Don't count on what other homes are like. Too many variables. Sun side exposure, color of roof shingles, ect. Since your stuck with the four ton might as well get the duct sized right.


----------



## protechplumbing (Sep 22, 2008)

Ok, let’s talk about the opposite extreme with the ducts then. What's the down side in over sizing other than cost? More heat gains in the ducts?


----------



## beenthere (Oct 11, 2008)

Those other houses may be cooling.
But, are those systems dehumidifying.
Or, do those people have to set their thermostat set point lower, to keep the humidify in check?

An over sized duct system, in an unconditioned space, will have higher heat gain/loss.

But, even with an oversized trunk, the branches can be designed to have static regain, to get the velocity up for register throw.

A common misconception, is that a large duct won't throw the air as far as a smaller duct with higher pressure.

A standard PSC blower, can't deliver rated air flow, on undersized duct work.

With your design. You will have high static pressure. Loud registers. And still not get the proper air flow.


----------



## beenthere (Oct 11, 2008)

A 6" duct moving 200 CFM, would have a Friction Rate of .32"(thats not static pressure, static will be much much higher), at a velocity 1050 FPM.

Add all the pressure drops of all the devices, and and the length of the run. You'll be over 1" of static. 
No way that blower can move 1600 CFM against that static pressure.


----------



## hvaclover (Oct 2, 2008)

I remember the old 1600 sq ft homes from the early to late fifties.

Low boy 125kbtu furnace 1/5 or 1/4 belt drive motor 800 rpm, blower wheel 20x12.

The plenum was 20x18 and the trunk 28x8.

Moved a WHOLE bunch of air but so slow you never noticed it. The static was so low by today's standard it was laughable.

Now everything is high velocity thru ducts barely the right size or the static is so high the ducts scream.:furious:


----------



## beenthere (Oct 11, 2008)

Those old units were set up for about 1000 to 1250 CFM, at 75 to 90° temp rise.

Had to use a 1/3 to 1/2 HP motor if you put more then a 3 ton A/C on it.


----------



## hvaclover (Oct 2, 2008)

max temp rise was 100*f on the ones I worked on. to get three ton 1/3 hp was all it needed. 

Tried a half horse one time. Went back on a noise problem. Opened the the filter section panel (can you imagine! The smoke pipe was welded to the heat exchanger and exited thru the cold air stream to connect to the chimney!).

Anyway, as i was saying I opened the blower section (was making hell of a racket.) and the blower shaft let go and shot the blower wheel out the cold air opening like a bullet and bounced off the far wall.

Just too much juice with a half horse. 1/3 was plenty and the air just poured out of those wall heats. Had to use deflectors to get the air above waist.

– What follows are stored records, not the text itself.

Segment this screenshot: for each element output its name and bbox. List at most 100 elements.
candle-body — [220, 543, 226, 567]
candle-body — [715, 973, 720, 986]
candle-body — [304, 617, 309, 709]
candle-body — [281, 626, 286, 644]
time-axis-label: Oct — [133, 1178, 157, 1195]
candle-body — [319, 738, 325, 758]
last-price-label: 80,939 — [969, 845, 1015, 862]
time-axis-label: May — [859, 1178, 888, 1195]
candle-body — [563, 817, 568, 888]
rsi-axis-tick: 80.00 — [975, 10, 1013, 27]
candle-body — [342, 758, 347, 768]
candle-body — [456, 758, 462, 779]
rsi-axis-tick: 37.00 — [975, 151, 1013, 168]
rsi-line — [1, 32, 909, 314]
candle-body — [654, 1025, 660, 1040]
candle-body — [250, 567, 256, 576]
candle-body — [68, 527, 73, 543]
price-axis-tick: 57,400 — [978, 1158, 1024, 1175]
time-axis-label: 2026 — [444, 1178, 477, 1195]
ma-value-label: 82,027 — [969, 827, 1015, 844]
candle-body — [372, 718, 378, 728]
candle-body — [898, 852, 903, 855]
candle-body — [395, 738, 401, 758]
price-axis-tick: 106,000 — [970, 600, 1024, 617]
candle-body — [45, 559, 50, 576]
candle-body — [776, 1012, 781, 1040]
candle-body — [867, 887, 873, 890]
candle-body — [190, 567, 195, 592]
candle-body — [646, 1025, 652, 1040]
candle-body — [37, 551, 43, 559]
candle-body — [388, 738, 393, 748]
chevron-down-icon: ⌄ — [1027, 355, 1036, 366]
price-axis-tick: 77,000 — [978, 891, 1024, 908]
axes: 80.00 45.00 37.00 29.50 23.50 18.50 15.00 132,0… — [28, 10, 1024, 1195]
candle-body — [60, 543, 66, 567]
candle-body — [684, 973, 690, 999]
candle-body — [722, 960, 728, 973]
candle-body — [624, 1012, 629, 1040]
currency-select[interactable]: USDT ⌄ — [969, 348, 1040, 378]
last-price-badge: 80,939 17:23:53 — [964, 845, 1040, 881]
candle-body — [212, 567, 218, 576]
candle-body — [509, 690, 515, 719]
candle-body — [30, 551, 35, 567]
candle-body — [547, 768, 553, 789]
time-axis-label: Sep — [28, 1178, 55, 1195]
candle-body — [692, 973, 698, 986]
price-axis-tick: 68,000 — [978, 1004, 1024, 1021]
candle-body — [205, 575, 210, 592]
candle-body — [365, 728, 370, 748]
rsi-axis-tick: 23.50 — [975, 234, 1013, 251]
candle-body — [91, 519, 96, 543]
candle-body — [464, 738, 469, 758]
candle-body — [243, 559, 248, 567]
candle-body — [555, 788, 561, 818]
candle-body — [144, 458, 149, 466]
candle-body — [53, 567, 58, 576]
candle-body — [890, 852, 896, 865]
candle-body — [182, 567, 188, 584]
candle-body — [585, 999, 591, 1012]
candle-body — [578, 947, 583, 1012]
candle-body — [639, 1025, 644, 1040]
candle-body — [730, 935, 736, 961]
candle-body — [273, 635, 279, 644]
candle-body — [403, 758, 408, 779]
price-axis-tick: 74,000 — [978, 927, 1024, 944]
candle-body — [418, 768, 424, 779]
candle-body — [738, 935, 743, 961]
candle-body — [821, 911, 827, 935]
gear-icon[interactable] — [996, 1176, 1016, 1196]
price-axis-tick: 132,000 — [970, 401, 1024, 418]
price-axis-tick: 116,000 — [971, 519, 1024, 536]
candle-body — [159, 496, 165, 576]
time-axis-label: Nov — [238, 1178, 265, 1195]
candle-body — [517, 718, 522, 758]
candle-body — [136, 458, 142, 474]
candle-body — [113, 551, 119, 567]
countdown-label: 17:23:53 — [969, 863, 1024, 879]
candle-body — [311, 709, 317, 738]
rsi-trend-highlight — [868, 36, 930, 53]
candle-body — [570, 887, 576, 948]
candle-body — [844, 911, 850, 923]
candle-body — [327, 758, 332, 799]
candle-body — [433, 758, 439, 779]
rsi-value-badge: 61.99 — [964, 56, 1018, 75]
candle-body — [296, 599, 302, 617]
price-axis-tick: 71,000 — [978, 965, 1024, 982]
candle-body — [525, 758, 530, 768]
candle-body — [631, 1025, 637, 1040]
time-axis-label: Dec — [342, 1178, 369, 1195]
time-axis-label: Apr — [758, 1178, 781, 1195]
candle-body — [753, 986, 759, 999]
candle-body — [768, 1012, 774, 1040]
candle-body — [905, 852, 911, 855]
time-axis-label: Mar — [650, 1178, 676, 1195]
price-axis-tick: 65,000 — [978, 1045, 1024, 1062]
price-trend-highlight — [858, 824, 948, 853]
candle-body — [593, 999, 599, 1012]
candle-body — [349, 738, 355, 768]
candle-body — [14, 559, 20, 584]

Had a great one about twenty seven years ago. Lady called complaining 
that her dog had not stopped shivering since we put the ac in.

went to check it out. Stupid helper didn't change the pulley and didn't add deflectors. All the air was pooling at floor level and much colder cause the 
the blower was not moving fast enough.

AAhhh...the good old days


----------



## beenthere (Oct 11, 2008)

LOL...

Sidewall diffusers, they can make life interesting for cooling.


----------



## hvaclover (Oct 2, 2008)

No wonder they went to floor registers


----------